By SINAN SALAHEDDIN and OMAR SINAN
The Associated Press
Sunday, June 24, 2007; 4:22 PM
BAGHDAD -- Saddam Hussein's cousin, known as "Chemical Ali," and two other regime officials were sentenced Sunday to hang for slaughtering up to 180,000 Kurdish men, women and children with chemical weapons, artillery barrages and mass executions two decades ago.
Two other defendants were sentenced to life in prison for their roles in the 1987-1988 crackdown, known as "Operation Anfal." A sixth defendant was acquitted for lack of evidence. Death sentences are automatically appealed.
The most notorious defendant was Saddam's cousin Ali Hassan al-Majid, who gained his nickname for ordering the use of mustard gas and nerve agents against the Kurds in response to their collaboration with the Iranians during the 1980-1988 Iran-Iraq War.
Witnesses testified that Iraqi government forces indiscriminately attacked women and children, burned crops, killed livestock and rounded up civilians into detention camps in a campaign to exterminate the restive Kurdish minority.
Rubbar Mohammed visits the grave of her family members who were killed in a chemical attack by Saddam Hussein's forces in 1998, in Halabja, Iraq, Sunday, June 24, 2007 . Ali Hassan al-Majid, also known as Chemical Ali, Saddam Hussein's cousin and the former head of the Baath Party's Northern Bureau Command, and two other former regime officials were sentenced to death by hanging for their roles in a 1980s scorched-earth campaign that led to the deaths of 180,000 Kurds, by an Iraqi court in Baghdad Sunday. (AP Photo/Yahya Ahmed)
The defendants insisted they were defending the nation against Kurdish guerrillas who had sided with Iran during the bloody eight-year war.
Al-Majid, once among the most powerful and feared men in Iraq, trembled in silence as Judge Mohammed Oreibi al-Khalifa read the verdict against him and imposed five death sentences for genocide, war crimes and crimes against humanity.
"You had all the civil and military authority for northern Iraq," al-Khalifa said. "You gave the orders to the troops to kill Kurdish civilians and put them in severe conditions.

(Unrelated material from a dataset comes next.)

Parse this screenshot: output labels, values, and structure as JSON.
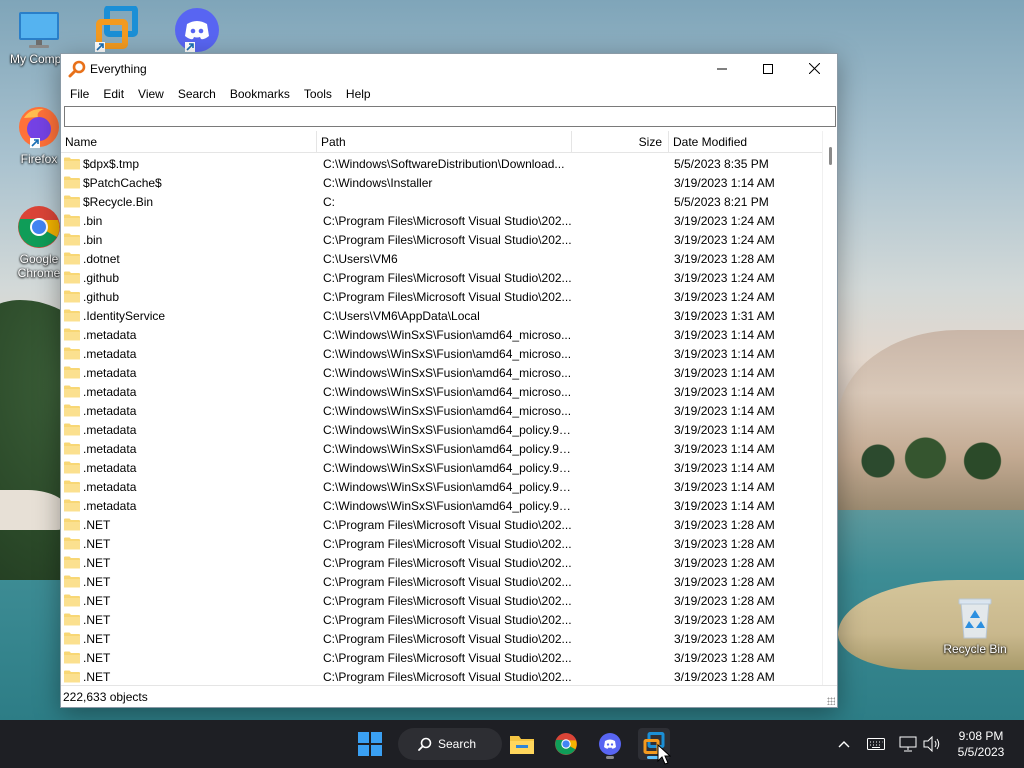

You subjected them to wide and systematic attacks using chemical weapons and artillery. You led the killing of Iraqi villagers. You restricted them in their areas, burned their orchards, killed their animals. You committed genocide."
Al-Majid said "Thanks be to God" as he was led from the courtroom.
Also sentenced to death were Sultan Hashim Ahmad al-Tai, the former defense minister who led the Iraqi delegation at the cease-fire talks that ended the 1991 Gulf War, and Hussein Rashid Mohammed, a former deputy director of operations for the Iraqi armed forces.
Mohammed interrupted the judge as the verdict was read, insisting the defendants were defending Iraq from Kurdish rebels who collaborated with Iran.
"God bless our martyrs. Long live the brave Iraqi army. Long live Iraq. Long live the Baath party and long live Arab nations," he said.